- Born: 1955 or 1956 (age 70–71) Winnipeg, Manitoba, Canada
- Organization(s): Priority Records, Melee Entertainment
- Children: 4

= Bryan Turner (businessman) =

American entrepreneur (born 1955 or 1956)

Bryan Turner is a Canadian–American entertainment executive and entrepreneur. He is perhaps best known for being the founder of Priority Records in 1985, which was “the country’s largest independent label in the mid-90s” according to the New York Times. Turner was CEO and sold a portion of the business to EMI in 1996 and the remainder in 1998.
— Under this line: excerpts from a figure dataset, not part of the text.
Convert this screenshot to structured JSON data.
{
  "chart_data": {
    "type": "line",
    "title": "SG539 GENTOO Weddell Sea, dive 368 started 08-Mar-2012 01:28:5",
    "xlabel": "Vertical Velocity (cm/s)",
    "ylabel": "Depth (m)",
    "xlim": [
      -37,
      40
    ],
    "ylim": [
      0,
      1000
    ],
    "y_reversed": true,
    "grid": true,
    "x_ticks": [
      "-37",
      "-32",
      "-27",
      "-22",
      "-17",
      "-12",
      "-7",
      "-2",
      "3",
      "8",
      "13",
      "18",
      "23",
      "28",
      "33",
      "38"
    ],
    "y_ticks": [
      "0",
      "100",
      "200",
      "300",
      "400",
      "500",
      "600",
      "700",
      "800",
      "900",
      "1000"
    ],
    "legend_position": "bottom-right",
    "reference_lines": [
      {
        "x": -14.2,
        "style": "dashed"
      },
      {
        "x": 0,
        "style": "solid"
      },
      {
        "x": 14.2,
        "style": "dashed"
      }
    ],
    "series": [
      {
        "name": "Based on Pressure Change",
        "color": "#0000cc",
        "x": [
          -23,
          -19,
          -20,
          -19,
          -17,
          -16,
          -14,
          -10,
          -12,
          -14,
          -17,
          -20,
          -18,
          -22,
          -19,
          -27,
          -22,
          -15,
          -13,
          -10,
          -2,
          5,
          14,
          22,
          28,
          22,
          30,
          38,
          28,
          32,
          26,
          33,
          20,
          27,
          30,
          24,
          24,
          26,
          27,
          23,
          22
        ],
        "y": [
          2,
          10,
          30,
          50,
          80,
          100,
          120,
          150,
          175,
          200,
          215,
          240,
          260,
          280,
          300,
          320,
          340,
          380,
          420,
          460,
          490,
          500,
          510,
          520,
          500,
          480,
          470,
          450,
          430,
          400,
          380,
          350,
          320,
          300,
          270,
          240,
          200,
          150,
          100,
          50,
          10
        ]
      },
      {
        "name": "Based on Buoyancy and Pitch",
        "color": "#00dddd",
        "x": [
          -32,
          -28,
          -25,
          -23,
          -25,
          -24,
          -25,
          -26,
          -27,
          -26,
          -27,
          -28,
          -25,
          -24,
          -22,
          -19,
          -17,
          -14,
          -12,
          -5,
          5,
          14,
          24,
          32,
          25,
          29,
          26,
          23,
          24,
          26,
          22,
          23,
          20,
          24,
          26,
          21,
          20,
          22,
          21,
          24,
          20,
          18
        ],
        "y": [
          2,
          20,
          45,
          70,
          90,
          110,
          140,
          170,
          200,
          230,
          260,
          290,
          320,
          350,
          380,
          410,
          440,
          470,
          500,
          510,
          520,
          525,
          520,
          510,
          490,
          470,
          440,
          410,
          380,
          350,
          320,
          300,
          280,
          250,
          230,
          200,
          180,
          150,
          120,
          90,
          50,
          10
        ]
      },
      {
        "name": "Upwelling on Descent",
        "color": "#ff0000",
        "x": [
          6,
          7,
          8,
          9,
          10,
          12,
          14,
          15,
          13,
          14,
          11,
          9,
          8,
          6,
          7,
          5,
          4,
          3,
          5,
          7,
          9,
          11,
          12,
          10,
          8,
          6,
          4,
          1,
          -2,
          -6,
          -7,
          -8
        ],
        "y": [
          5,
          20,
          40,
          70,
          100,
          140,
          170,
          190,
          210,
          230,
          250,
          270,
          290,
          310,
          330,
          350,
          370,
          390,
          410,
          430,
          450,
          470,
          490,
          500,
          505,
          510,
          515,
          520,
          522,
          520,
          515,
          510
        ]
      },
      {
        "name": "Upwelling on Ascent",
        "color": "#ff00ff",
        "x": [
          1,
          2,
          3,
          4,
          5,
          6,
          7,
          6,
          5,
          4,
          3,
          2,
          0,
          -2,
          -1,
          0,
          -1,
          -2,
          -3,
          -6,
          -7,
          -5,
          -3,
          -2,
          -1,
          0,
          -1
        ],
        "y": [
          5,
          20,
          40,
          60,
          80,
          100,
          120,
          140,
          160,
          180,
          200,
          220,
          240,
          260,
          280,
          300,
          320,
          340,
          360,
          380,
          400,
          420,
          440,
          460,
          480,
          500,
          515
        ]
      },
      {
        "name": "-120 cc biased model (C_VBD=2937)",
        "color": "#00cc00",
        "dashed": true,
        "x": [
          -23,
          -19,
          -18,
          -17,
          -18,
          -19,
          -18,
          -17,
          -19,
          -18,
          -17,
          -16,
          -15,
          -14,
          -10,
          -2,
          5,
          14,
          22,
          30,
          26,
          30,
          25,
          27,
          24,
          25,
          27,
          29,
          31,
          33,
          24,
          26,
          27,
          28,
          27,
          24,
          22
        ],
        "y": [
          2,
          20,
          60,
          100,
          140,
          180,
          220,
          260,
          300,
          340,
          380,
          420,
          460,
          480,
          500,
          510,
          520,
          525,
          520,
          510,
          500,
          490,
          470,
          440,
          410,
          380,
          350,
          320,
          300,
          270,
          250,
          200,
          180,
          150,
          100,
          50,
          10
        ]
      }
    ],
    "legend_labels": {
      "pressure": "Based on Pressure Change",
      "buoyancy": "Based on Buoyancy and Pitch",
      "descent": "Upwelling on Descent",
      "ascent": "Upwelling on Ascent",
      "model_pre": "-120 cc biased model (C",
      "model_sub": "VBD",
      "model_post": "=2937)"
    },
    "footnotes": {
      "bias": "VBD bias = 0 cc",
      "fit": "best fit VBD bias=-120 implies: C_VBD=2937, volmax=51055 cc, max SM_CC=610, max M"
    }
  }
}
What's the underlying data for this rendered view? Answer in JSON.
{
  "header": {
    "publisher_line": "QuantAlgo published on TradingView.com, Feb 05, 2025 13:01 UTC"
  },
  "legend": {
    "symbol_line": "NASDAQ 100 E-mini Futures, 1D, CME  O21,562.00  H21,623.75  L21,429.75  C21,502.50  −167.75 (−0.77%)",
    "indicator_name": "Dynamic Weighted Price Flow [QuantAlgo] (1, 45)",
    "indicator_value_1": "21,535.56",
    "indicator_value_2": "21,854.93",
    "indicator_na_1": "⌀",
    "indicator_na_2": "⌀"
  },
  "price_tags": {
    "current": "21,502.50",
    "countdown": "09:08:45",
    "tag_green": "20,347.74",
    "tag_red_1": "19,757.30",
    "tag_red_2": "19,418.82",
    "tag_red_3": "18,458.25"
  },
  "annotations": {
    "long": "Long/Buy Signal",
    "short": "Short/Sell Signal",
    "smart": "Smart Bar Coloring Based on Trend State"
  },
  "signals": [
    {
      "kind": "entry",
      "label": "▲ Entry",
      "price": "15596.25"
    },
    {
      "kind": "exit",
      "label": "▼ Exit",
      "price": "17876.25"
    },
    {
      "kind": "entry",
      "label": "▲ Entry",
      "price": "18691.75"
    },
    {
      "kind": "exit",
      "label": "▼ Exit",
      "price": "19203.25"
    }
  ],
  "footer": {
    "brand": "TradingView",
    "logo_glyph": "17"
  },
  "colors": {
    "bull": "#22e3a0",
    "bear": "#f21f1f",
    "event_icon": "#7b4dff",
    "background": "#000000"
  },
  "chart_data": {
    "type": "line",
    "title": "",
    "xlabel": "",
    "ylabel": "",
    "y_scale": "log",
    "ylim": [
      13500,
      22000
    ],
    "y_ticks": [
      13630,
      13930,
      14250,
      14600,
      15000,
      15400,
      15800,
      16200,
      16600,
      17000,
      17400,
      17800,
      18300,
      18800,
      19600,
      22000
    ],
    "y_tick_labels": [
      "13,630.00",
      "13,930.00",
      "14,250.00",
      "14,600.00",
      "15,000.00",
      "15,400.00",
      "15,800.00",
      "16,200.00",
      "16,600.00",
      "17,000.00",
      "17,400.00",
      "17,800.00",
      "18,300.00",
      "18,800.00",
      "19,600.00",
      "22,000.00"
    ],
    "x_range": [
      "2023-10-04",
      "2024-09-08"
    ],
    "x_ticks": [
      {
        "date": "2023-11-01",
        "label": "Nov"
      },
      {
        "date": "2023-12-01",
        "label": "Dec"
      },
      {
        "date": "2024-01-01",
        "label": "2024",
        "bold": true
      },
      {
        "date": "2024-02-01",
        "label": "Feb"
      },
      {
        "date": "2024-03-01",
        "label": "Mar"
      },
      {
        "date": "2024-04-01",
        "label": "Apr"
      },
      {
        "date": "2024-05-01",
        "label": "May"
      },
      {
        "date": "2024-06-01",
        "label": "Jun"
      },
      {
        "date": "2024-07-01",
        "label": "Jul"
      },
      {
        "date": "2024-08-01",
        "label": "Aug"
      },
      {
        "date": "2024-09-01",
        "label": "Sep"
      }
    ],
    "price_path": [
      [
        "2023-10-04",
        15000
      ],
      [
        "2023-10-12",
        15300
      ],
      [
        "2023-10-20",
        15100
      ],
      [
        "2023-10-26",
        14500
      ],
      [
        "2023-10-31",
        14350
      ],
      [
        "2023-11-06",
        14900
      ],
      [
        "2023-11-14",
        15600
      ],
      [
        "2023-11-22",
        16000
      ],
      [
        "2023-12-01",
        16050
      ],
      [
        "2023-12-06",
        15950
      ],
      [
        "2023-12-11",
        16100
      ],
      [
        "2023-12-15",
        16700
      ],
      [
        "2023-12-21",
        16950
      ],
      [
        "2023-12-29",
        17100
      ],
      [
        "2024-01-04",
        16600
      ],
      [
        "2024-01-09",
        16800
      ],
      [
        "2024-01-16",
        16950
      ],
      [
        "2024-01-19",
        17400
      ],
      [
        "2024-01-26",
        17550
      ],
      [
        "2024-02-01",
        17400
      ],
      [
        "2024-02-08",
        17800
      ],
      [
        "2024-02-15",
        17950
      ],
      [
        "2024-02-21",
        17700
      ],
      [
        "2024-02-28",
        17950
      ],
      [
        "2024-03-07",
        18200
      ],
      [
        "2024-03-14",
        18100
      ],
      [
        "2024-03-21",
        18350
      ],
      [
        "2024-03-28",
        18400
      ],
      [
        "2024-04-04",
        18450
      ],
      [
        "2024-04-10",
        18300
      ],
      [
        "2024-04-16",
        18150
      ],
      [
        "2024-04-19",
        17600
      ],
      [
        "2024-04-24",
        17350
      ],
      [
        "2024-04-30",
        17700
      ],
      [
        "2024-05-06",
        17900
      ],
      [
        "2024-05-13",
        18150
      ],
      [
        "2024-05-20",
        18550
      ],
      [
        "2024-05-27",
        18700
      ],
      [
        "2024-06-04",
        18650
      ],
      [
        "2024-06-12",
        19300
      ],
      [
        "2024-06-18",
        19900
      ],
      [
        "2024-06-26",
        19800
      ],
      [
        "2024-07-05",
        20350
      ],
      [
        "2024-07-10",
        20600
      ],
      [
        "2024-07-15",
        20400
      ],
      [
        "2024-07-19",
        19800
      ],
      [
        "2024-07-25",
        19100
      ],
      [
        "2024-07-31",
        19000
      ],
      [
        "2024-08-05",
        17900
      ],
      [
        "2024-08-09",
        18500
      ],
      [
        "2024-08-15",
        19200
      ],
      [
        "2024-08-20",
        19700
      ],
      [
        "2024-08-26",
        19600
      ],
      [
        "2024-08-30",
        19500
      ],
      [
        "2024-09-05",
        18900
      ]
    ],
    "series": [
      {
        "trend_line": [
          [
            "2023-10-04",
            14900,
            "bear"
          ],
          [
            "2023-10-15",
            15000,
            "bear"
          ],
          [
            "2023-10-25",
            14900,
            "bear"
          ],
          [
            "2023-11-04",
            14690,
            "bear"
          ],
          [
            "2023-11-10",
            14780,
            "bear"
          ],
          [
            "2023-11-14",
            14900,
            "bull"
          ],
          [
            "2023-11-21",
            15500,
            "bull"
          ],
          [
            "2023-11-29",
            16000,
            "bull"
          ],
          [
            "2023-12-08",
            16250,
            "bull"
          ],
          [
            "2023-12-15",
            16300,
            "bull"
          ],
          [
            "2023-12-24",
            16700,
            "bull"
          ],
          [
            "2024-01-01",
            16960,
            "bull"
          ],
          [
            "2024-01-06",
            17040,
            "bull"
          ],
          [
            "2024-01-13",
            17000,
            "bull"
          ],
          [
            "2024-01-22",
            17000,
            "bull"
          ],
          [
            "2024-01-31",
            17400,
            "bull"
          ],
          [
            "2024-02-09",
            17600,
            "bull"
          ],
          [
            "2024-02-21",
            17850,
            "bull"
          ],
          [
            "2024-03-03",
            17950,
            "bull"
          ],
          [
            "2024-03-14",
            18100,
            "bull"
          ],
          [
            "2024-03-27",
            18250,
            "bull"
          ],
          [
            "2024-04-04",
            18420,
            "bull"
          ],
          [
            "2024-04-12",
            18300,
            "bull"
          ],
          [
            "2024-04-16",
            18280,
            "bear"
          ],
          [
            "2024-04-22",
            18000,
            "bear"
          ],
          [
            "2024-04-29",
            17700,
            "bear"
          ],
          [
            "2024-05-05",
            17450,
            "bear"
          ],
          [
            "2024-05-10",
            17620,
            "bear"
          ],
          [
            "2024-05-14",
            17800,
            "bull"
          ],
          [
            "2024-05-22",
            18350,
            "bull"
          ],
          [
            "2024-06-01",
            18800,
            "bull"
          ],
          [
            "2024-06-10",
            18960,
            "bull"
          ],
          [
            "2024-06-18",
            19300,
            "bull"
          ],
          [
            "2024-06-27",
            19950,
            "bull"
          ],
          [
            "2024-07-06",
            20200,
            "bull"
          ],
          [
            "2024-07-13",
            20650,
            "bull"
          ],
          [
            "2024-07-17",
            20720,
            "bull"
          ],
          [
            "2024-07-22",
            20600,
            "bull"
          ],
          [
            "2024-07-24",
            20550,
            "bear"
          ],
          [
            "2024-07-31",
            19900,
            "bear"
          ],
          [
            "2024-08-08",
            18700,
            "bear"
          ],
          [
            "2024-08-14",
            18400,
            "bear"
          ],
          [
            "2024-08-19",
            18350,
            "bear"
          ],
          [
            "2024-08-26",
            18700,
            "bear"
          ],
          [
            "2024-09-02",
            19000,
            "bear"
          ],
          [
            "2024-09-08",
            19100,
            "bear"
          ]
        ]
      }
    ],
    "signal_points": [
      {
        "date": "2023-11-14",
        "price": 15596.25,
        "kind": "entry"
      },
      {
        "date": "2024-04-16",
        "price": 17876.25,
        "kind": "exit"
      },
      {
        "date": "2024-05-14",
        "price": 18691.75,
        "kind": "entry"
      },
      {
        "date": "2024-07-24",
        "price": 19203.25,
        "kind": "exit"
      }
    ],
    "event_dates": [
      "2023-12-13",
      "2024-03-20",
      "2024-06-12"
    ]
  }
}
Turner has worked with a multitude of artists, including N.W.A, Dr. Dre, Ice Cube, Snoop Dogg, and Mack 10. He has also been involved in the production of numerous films, including Friday (1995) and Next Day Air.

==Career==
Turner moved to Los Angeles in 1980, beginning his career in the music industry at Capitol Records. He worked in special markets for one year, shortly followed by a five-year run at K-Tel International. At K-Tel, he specialized in curating compilation albums and negotiating licensing rights with labels for artists such as UTFO, Whodini, Run-DMC, and the Fat Boys.

===Priority Records===
After six years working at major labels, Turner founded Priority Records in 1985 and partnered with Mark Cerami. As the CEO of Priority, he was instrumental in the label's early signings. Priority's first album, which ultimately achieved gold status, was a collection entitled “Kings of Rap” in 1985. In 1986, the California Raisins were signed to Priority and sold over two million copies, achieving double platinum status.

In 1988, Priority released the debut studio album for hip-hop group N.W.A, who "billed itself as the World’s Most Dangerous Group” according to LA Times and USA Today. The album was called “Straight Outta Compton” and was made for $10,000. The group “caused a seismic shift in hip-hop when they formed N.W.A in 1986,” according to the LA Times, and “spoke the truth about life on the streets of Compton.”. While Eazy-E was working on his 2nd album, Turner received a tape copy of the album and said publicly that it was one of the best albums he had ever heard. Turner left Priority in 2002, after completing the label's sale to EMI a few years prior.

===Film===
Turner has been involved in the creation of several films. He was an executive producer for the 1995 Friday, which starred former N.W.A member Ice Cube. Additionally, Turner was an executive producer for the 1998 I Got the Hook-Up, starring Master P, Anthony Johnson, and Gretchen Palmer.

===Melee Entertainment===
In 2003, Turner launched Melee Entertainment, a diverse entertainment venture in partnership with DreamWorks Records. Melee was responsible for the DVD release of “Entertainer’s Basketball Classic at Rucker Park” in 2003. Under Melee, Turner was a co-executive producer for the 2003 documentary “Ultimate Gretzky,” starring Wayne Gretzky, as well as “Riding in Vans with Boys,” starring members of the rock band Blink 182.

In 2004, Melee was an associate producer on the dance film You Got Served, starring the best-selling group B2K, which grossed $40 million through its theatrical release. In 2009, Melee released the film “Next Day Air,” starring Mos Def, Mike Epps, Donald Faison, and Wood Harris. In 2012, Melee released the film “The Under Shepherd,” with director Russ Parr and Academy Award-winning actor Louis Gossett Jr., Isaiah Washington, Lamman Rucker, Bill Cobbs, and Elise Neal. In 2017, Melee produced the horror film “The Gracefield Incident.”